Richmond Federal Reserve study investigates the influence of the Durbin Amendment on merchants' costs of accepting debit cards.

August 21, 2015

WASHINGTON – A new Federal Reserve Bank of Richmond study reveals the impact of regulations on debit card swipe fees contained in the Durbin Amendment to the Dodd-Frank Act. The study showed 90% of merchants had not seen any savings, did not know or saw their costs actually rise—the opposite effect Congress envisioned when it passed debit reform five years ago.

“The Richmond Fed report should be a wake-up call for the U.S. Federal Reserve,” said Lyle Beckwith, senior vice president of government relations at NACS. “Ninety percent of merchants having their fees stay the same or go up makes no sense when Congress recognized that the price-fixed fees were too high already.”
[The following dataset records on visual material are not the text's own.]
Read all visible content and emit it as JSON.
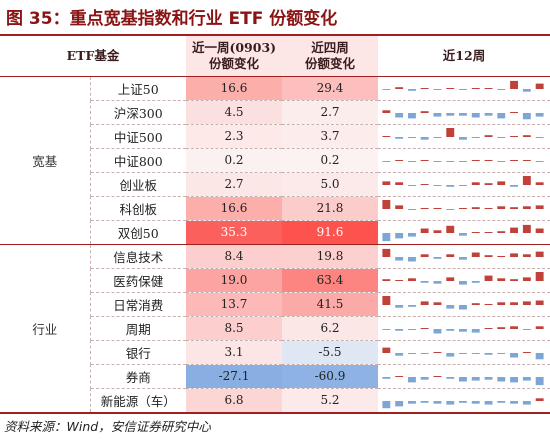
{
  "title": "图 35：重点宽基指数和行业 ETF 份额变化",
  "header": {
    "col_name": "ETF基金",
    "col_1w_line1": "近一周(0903)",
    "col_1w_line2": "份额变化",
    "col_4w_line1": "近四周",
    "col_4w_line2": "份额变化",
    "col_12w": "近12周"
  },
  "colors": {
    "pos_bar": "#c0403a",
    "neg_bar": "#7da6d6",
    "title": "#8a1414"
  },
  "groups": [
    {
      "label": "宽基",
      "rows": [
        {
          "name": "上证50",
          "w1": "16.6",
          "w4": "29.4",
          "trend": [
            -0.1,
            0.2,
            -0.2,
            0.1,
            -0.05,
            0.05,
            -0.1,
            0.1,
            0.05,
            -0.1,
            0.9,
            -0.3,
            0.6
          ]
        },
        {
          "name": "沪深300",
          "w1": "4.5",
          "w4": "2.7",
          "trend": [
            0.3,
            -0.5,
            -0.6,
            0.2,
            -0.4,
            -0.3,
            -0.3,
            -0.5,
            -0.3,
            -0.6,
            0.1,
            -0.7,
            -0.4
          ]
        },
        {
          "name": "中证500",
          "w1": "2.3",
          "w4": "3.7",
          "trend": [
            0.05,
            -0.2,
            -0.1,
            -0.3,
            -0.1,
            1.0,
            -0.3,
            -0.05,
            0.2,
            -0.1,
            0.1,
            0.2,
            -0.05
          ]
        },
        {
          "name": "中证800",
          "w1": "0.2",
          "w4": "0.2",
          "trend": [
            -0.05,
            0.05,
            -0.1,
            0.05,
            -0.05,
            -0.05,
            -0.1,
            0.05,
            0.1,
            -0.05,
            0.05,
            0.1,
            -0.05
          ]
        },
        {
          "name": "创业板",
          "w1": "2.7",
          "w4": "5.0",
          "trend": [
            0.4,
            0.3,
            -0.1,
            0.1,
            -0.1,
            -0.2,
            -0.1,
            0.3,
            0.2,
            0.4,
            -0.2,
            1.0,
            0.3
          ]
        },
        {
          "name": "科创板",
          "w1": "16.6",
          "w4": "21.8",
          "trend": [
            1.0,
            0.4,
            -0.05,
            0.05,
            0.1,
            -0.05,
            0.1,
            0.2,
            0.1,
            0.3,
            0.2,
            0.3,
            0.4
          ]
        },
        {
          "name": "双创50",
          "w1": "35.3",
          "w4": "91.6",
          "trend": [
            -0.9,
            -0.6,
            -0.4,
            0.5,
            0.3,
            0.8,
            -0.3,
            0.1,
            0.1,
            0.2,
            0.6,
            0.9,
            0.5
          ]
        }
      ]
    },
    {
      "label": "行业",
      "rows": [
        {
          "name": "信息技术",
          "w1": "8.4",
          "w4": "19.8",
          "trend": [
            0.9,
            -0.4,
            -0.5,
            0.3,
            -0.2,
            0.3,
            -0.3,
            0.5,
            0.2,
            0.1,
            0.4,
            0.3,
            0.6
          ]
        },
        {
          "name": "医药保健",
          "w1": "19.0",
          "w4": "63.4",
          "trend": [
            0.2,
            0.05,
            0.3,
            -0.2,
            -0.3,
            0.4,
            -0.4,
            -0.2,
            0.6,
            0.3,
            0.2,
            0.4,
            1.0
          ]
        },
        {
          "name": "日常消费",
          "w1": "13.7",
          "w4": "41.5",
          "trend": [
            1.0,
            -0.3,
            -0.2,
            0.4,
            0.3,
            -0.4,
            -0.5,
            0.2,
            0.1,
            0.3,
            0.3,
            0.4,
            0.5
          ]
        },
        {
          "name": "周期",
          "w1": "8.5",
          "w4": "6.2",
          "trend": [
            -0.1,
            -0.2,
            -0.1,
            0.05,
            -0.5,
            -0.2,
            -0.3,
            -0.4,
            0.1,
            0.2,
            0.3,
            -0.05,
            0.3
          ]
        },
        {
          "name": "银行",
          "w1": "3.1",
          "w4": "-5.5",
          "trend": [
            0.6,
            -0.3,
            -0.05,
            -0.1,
            0.1,
            -0.4,
            -0.1,
            -0.05,
            -0.2,
            -0.1,
            -0.5,
            0.1,
            -0.7
          ]
        },
        {
          "name": "券商",
          "w1": "-27.1",
          "w4": "-60.9",
          "trend": [
            -0.2,
            0.1,
            -0.6,
            -0.3,
            0.05,
            -0.2,
            -0.5,
            -0.4,
            -0.3,
            -0.5,
            -0.6,
            -0.4,
            -0.9
          ]
        },
        {
          "name": "新能源（车）",
          "w1": "6.8",
          "w4": "5.2",
          "trend": [
            -0.8,
            -0.6,
            -0.3,
            -0.2,
            -0.3,
            -0.4,
            -0.2,
            -0.3,
            -0.4,
            -0.2,
            -0.3,
            -0.4,
            0.3
          ]
        }
      ]
    }
  ],
  "source": "资料来源：Wind，安信证券研究中心"
}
Under the Durbin Amendment, Congress required the U.S. Federal Reserve to impose rules to make the market more competitive and exorbitant fees more reasonable. However, the Fed bowed to heavy pressure from the big banks and introduced only half-measures. For instance, the Fed doubled its own original estimate of a fair fee on a debit transaction and for some small transactions, the fees increased.
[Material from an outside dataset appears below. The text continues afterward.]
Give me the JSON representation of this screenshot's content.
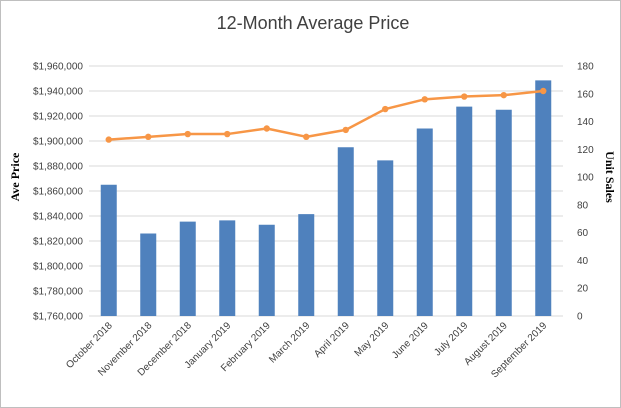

According to the Merchants Payments Coalition (MPC), of which NACS is a founding member, figures the banks themselves report to the Fed, show that they still earn a 500% profit on debit fees, which they charge merchants every time a customer swipes a debit card to pay for something. These fees, set by MasterCard and Visa for their member banks so the banks don’t have to compete, raise prices for consumers, hurt small retailers and slow the entire economy.

The Fed’s rules have failed to create the result Congress intended: A fair, competitive market that looks like the rest of our free-market system.